# Local study of ordinary double points

Analogously to real Morse theory, every holomorphic function around an ordinary double points is of the form

${\displaystyle f=\sum z_{i}^{2},}$
where ${\displaystyle z_{i}}$ are suitable coordinates. Let us consider the fiber around a critical point ${\displaystyle X_{t}=\{\sum z_{i}^{2}=t\}}$ for some ${\displaystyle t\in \mathbb {C} }$.

Definition

We define a "vanishing cycle" for ${\displaystyle t=se^{i\phi }\in \mathbb {C} }$, where ${\displaystyle s\in \mathbb {R} }$, to be the sphere

${\displaystyle L_{t}{\mathrel {\mathop {:} }}=\{(z_{1},\ldots ,z_{n})\;|\;z_{i}={\sqrt {s}}e^{i{\frac {\phi }{2}}},x_{i}\in \mathbb {R} ,\sum x_{i}^{2}=1\}\subseteq X_{t}.}$
We define a "Lefschetz thimble"${\displaystyle \Delta _{i}}$ to be the union of all vanishing spheres at some real path between ${\displaystyle 0}$ and ${\displaystyle t}$. Note that ${\displaystyle \Delta _{i}}$ depends on the choice of the path.

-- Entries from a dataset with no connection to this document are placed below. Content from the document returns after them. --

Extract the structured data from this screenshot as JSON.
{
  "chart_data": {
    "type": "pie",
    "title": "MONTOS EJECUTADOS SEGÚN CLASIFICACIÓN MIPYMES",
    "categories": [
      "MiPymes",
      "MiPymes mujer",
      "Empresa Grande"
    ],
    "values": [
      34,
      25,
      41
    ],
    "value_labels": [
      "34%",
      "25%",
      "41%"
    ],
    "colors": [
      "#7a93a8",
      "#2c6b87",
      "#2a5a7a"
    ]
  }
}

One can check that a vanishing cycle ${\displaystyle L_{t}}$ is Lagrangian in ${\displaystyle X_{t}}$.

Proposition

Assume that ${\displaystyle 0}$ and ${\displaystyle \infty }$ are regular values of ${\displaystyle f}$. Let ${\displaystyle x_{1},\ldots ,x_{k}\in \mathbb {P} ^{1}}$ be all critical points. Connect ${\displaystyle 0}$ with ${\displaystyle x_{1},\ldots ,x_{k}}$ by some real paths, and define ${\displaystyle L_{i}}$ together with ${\displaystyle \Delta _{i}}$ for ${\displaystyle 1\leq i\leq k}$ to be the Lefschetz pencil and the Lefschetz thimble at ${\displaystyle 0}$, respectively, with respect to the ordinary double point ${\displaystyle p_{i}}$. Then ${\displaystyle {\widetilde {X}}\backslash X_{\infty }}$ is homotopic to ${\displaystyle \bigcup X_{0}\cup _{L_{i}}\Delta _{i}}$.

Proof (Sketch of the proof)

Let ${\displaystyle p_{i}}$ be the path connecting ${\displaystyle 0}$ and ${\displaystyle x_{i}}$. Define a skeleton ${\displaystyle S{\mathrel {\mathop {:} }}=\bigcup p_{i}}$. Then, the standard "run a flow" argument implies that ${\displaystyle {\widetilde {X}}\backslash X_{\infty }}$ is homotopic to ${\displaystyle {\widetilde {X}}|_{S}}$. Similarily, we retract every fiber ${\displaystyle X_{t}}$ over ${\displaystyle t\in S}$ to ${\displaystyle \bigcup X_{0}\cup _{L_{i}}\Delta _{i}}$.

In the case when ${\displaystyle X={\widetilde {X}}}$, the proposition above implies the Lefschetz hyperplane theorem. In general, one can easily reprove Lefschetz hyperplane theorem by a careful inductive argument comparing ${\displaystyle X}$ and ${\displaystyle {\widetilde {X}}}$.